Myers used a blocking technology to disguise his cell phone number when he called Eau Claire to make the threat. But FBI investigators easily got records from Verizon that they used to identify his HTC smart phone. Once they tracked Myers down, he confessed. In examining his phone, the FBI discovered the videos and charged him with making a bomb threat and child pornography.

What made the case so different from the normal child pornography case, prosecution and defense lawyers said, was that Myers didn’t download the video to a computer or try to sell it or even share it with anyone. And the 16-year-old’s mother knew about Myers and often let him spend the night at her house. Moreover, when Myers had met the girl, she had told him she was 18.

Another complicating factor: At 16, the girl was legally able to have consensual sex under South Carolina law. But under federal law, it isn’t legal to videotape minors under 18 having sex.

The minimum sentence for someone who has no prior criminal record for possessing child pornography is 108 months, or nine years. But the prosecution, the defense and the judge said that was excessive.

“I just have a problem with a sentence that long with the facts of this case,” Anderson said, noting it would cost taxpayers $192,000 to keep Myers in prison for nine years.

Prosecutor Winston Holliday told Anderson that Myers technically exploited the 16-year-old. “Myers orchestrated this. He clearly encouraged her to do this and set up camera angles and all that because he does want to make a video.”

But Holliday, who had asked for a two-year sentence, also told the judge that most child pornography cases, such as those involving young children, are “some of the worst cases that we deal with. But we clearly don’t have that here.”

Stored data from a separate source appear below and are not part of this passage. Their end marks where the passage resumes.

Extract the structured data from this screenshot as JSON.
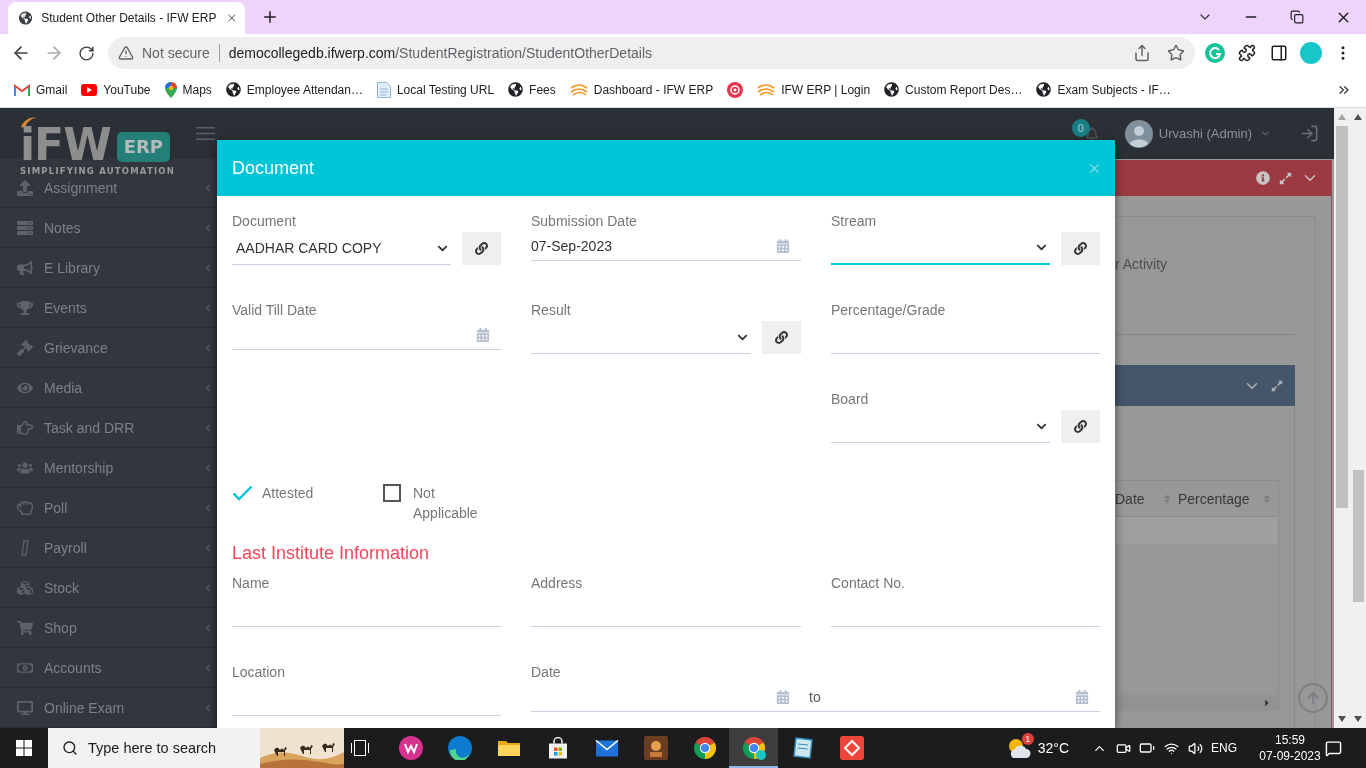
{
  "browser": {
    "tabs": [
      {
        "title": "Student Other Details - IFW ERP",
        "selected": true
      }
    ],
    "address_bar": {
      "security": "Not secure",
      "domain": "democollegedb.ifwerp.com",
      "path": "/StudentRegistration/StudentOtherDetails"
    },
    "bookmarks": [
      {
        "kind": "link",
        "label": "Gmail"
      },
      {
        "kind": "link",
        "label": "YouTube"
      },
      {
        "kind": "link",
        "label": "Maps"
      },
      {
        "kind": "link",
        "label": "Employee Attendan…"
      },
      {
        "kind": "link",
        "label": "Local Testing URL"
      },
      {
        "kind": "link",
        "label": "Fees"
      },
      {
        "kind": "link",
        "label": "Dashboard - IFW ERP"
      },
      {
        "kind": "icon"
      },
      {
        "kind": "link",
        "label": "IFW ERP | Login"
      },
      {
        "kind": "link",
        "label": "Custom Report Des…"
      },
      {
        "kind": "link",
        "label": "Exam Subjects - IF…"
      }
    ]
  },
  "app": {
    "logo": {
      "mark": "iFW",
      "badge": "ERP",
      "tagline": "SIMPLIFYING AUTOMATION"
    },
    "header": {
      "notification_count": "0",
      "user": "Urvashi (Admin)"
    },
    "sidebar": {
      "items": [
        {
          "label": "Assignment"
        },
        {
          "label": "Notes"
        },
        {
          "label": "E Library"
        },
        {
          "label": "Events"
        },
        {
          "label": "Grievance"
        },
        {
          "label": "Media"
        },
        {
          "label": "Task and DRR"
        },
        {
          "label": "Mentorship"
        },
        {
          "label": "Poll"
        },
        {
          "label": "Payroll"
        },
        {
          "label": "Stock"
        },
        {
          "label": "Shop"
        },
        {
          "label": "Accounts"
        },
        {
          "label": "Online Exam"
        }
      ]
    },
    "content": {
      "panel_text": "r Activity",
      "table": {
        "columns": [
          "Date",
          "Percentage"
        ]
      }
    }
  },
  "modal": {
    "title": "Document",
    "rows": [
      [
        {
          "kind": "select",
          "label": "Document",
          "value": "AADHAR CARD COPY",
          "link_button": true,
          "focused": false
        },
        {
          "kind": "date",
          "label": "Submission Date",
          "value": "07-Sep-2023",
          "focused": false
        },
        {
          "kind": "select",
          "label": "Stream",
          "link_button": true,
          "focused": true
        }
      ],
      [
        {
          "kind": "date",
          "label": "Valid Till Date",
          "focused": false
        },
        {
          "kind": "select",
          "label": "Result",
          "link_button": true,
          "focused": false
        },
        {
          "kind": "text",
          "label": "Percentage/Grade",
          "focused": false
        }
      ],
      [
        null,
        null,
        {
          "kind": "select",
          "label": "Board",
          "link_button": true,
          "focused": false
        }
      ]
    ],
    "checkboxes": [
      {
        "label": "Attested",
        "checked": true
      },
      {
        "label": "Not Applicable",
        "checked": false
      }
    ],
    "section": {
      "title": "Last Institute Information",
      "rows": [
        [
          {
            "kind": "text",
            "label": "Name",
            "focused": false
          },
          {
            "kind": "text",
            "label": "Address",
            "focused": false
          },
          {
            "kind": "text",
            "label": "Contact No.",
            "focused": false
          }
        ],
        [
          {
            "kind": "text",
            "label": "Location",
            "focused": false
          },
          {
            "kind": "date_range",
            "label": "Date",
            "separator": "to",
            "focused": false
          }
        ]
      ]
    }
  },
  "taskbar": {
    "search": {
      "placeholder": "Type here to search"
    },
    "apps": [
      {
        "selected": false
      },
      {
        "selected": false
      },
      {
        "selected": false
      },
      {
        "selected": false
      },
      {
        "selected": false
      },
      {
        "selected": false
      },
      {
        "selected": false
      },
      {
        "selected": true
      },
      {
        "selected": false
      },
      {
        "selected": false
      }
    ],
    "weather": {
      "badge": "1",
      "temperature": "32°C"
    },
    "language": "ENG",
    "clock": {
      "time": "15:59",
      "date": "07-09-2023"
    }
  }
}
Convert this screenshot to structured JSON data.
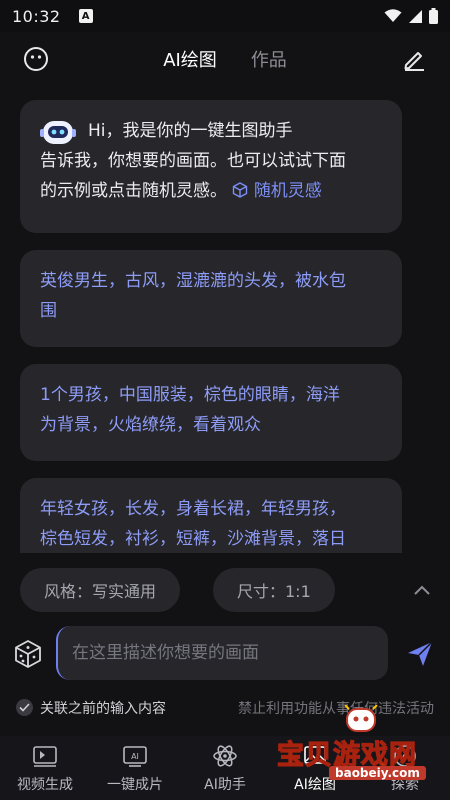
{
  "status_bar": {
    "time": "10:32",
    "notification_letter": "A"
  },
  "header": {
    "tabs": [
      {
        "label": "AI绘图",
        "active": true
      },
      {
        "label": "作品",
        "active": false
      }
    ],
    "left_icon": "smiley-icon",
    "right_icon": "edit-pen-icon"
  },
  "chat": {
    "greeting": {
      "title": "Hi，我是你的一键生图助手",
      "line2": "告诉我，你想要的画面。也可以试试下面",
      "line3": "的示例或点击随机灵感。",
      "inspire_label": "随机灵感"
    },
    "examples": [
      {
        "line1": "英俊男生，古风，湿漉漉的头发，被水包",
        "line2": "围"
      },
      {
        "line1": "1个男孩，中国服装，棕色的眼睛，海洋",
        "line2": "为背景，火焰缭绕，看着观众"
      },
      {
        "line1": "年轻女孩，长发，身着长裙，年轻男孩，",
        "line2": "棕色短发，衬衫，短裤，沙滩背景，落日"
      }
    ]
  },
  "options": {
    "style_label": "风格：写实通用",
    "size_label": "尺寸：1:1"
  },
  "input": {
    "placeholder": "在这里描述你想要的画面",
    "value": ""
  },
  "footer": {
    "link_previous_label": "关联之前的输入内容",
    "notice": "禁止利用功能从事任何违法活动"
  },
  "bottom_nav": [
    {
      "label": "视频生成",
      "icon": "video-ai-icon",
      "active": false
    },
    {
      "label": "一键成片",
      "icon": "clip-ai-icon",
      "active": false
    },
    {
      "label": "AI助手",
      "icon": "atom-icon",
      "active": false
    },
    {
      "label": "AI绘图",
      "icon": "paint-icon",
      "active": true
    },
    {
      "label": "探索",
      "icon": "explore-icon",
      "active": false
    }
  ],
  "watermark": {
    "text": "宝贝游戏网",
    "url": "baobeiy.com"
  },
  "colors": {
    "background": "#121214",
    "bubble": "#26262b",
    "accent": "#7c8ff5",
    "send": "#6f7ff0"
  }
}
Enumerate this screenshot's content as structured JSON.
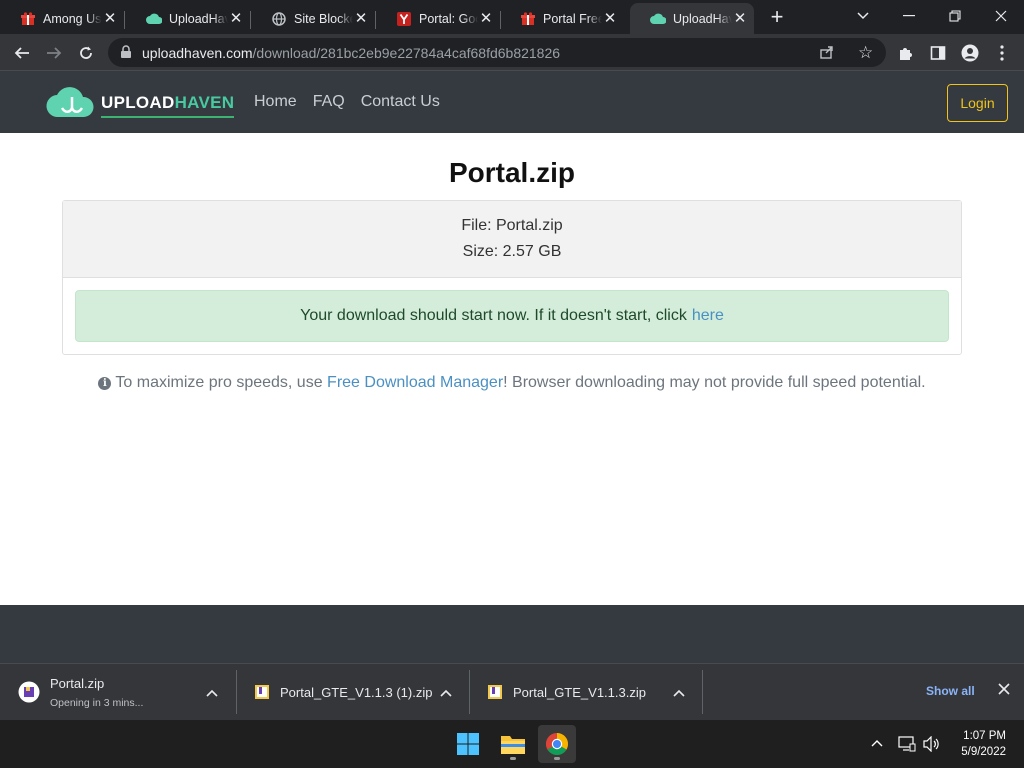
{
  "browser": {
    "tabs": [
      {
        "title": "Among Us | Free",
        "favicon": "red-gift-icon"
      },
      {
        "title": "UploadHaven",
        "favicon": "uploadhaven-cloud-icon"
      },
      {
        "title": "Site Blocked",
        "favicon": "globe-icon"
      },
      {
        "title": "Portal: Google",
        "favicon": "y-favicon-icon"
      },
      {
        "title": "Portal Free",
        "favicon": "red-gift-icon"
      },
      {
        "title": "UploadHaven",
        "favicon": "uploadhaven-cloud-icon"
      }
    ],
    "active_tab": 5,
    "close_glyph": "✕",
    "url_host": "uploadhaven.com",
    "url_path": "/download/281bc2eb9e22784a4caf68fd6b821826"
  },
  "site": {
    "logo_text_left": "UPLOAD",
    "logo_text_right": "HAVEN",
    "nav": [
      "Home",
      "FAQ",
      "Contact Us"
    ],
    "login_label": "Login",
    "brand_color": "#48c9a0",
    "login_color": "#f0c419"
  },
  "download": {
    "title": "Portal.zip",
    "file_line": "File: Portal.zip",
    "size_line": "Size: 2.57 GB",
    "alert_text": "Your download should start now. If it doesn't start, click",
    "alert_link": "here",
    "tip_text_before": "To maximize pro speeds, use",
    "tip_link": "Free Download Manager",
    "tip_text_after": "! Browser downloading may not provide full speed potential."
  },
  "shelf": {
    "items": [
      {
        "name": "Portal.zip",
        "status": "Opening in 3 mins..."
      },
      {
        "name": "Portal_GTE_V1.1.3 (1).zip",
        "status": ""
      },
      {
        "name": "Portal_GTE_V1.1.3.zip",
        "status": ""
      }
    ],
    "show_all": "Show all"
  },
  "taskbar": {
    "time": "1:07 PM",
    "date": "5/9/2022"
  }
}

Ironically, the maximum sentence for Myers’ bomb threat charge by itself would have only brought six months’ probation for someone with no criminal record. What allowed prosecutors to seek prison is that his two crimes were linked together – the bomb threat had been made on the cell phone with the videos.

Myers’ lawyer, federal assistant public defender Katherine Evatt, had argued for a prison sentence of a year and a day, something that would be a punishment but would also take into account the peculiar facts of this case. She also told the judge that Myers’ left leg had been amputated – as a result of an earlier ATV accident – and “a term in prison would be harder for him. He will need special care.”

In a brief court statement, Myers apologized to his family and told Anderson, “I’m sorry about everything. If I could take it back I would. This ain’t my lifestyle.”

Anderson told Myers his crimes were just stupid.

“You are two for two in dumb ideas on the same day,” Anderson said. “Eighteen months is a long time for someone your age, but it’s a whole lot better than 108 months (nine years) – so don’t do anything foolish, OK?”

After the hearing, Myers walked over and shook hands with Holliday and the FBI agent who handled the case. “Good luck to you,” Holliday told him.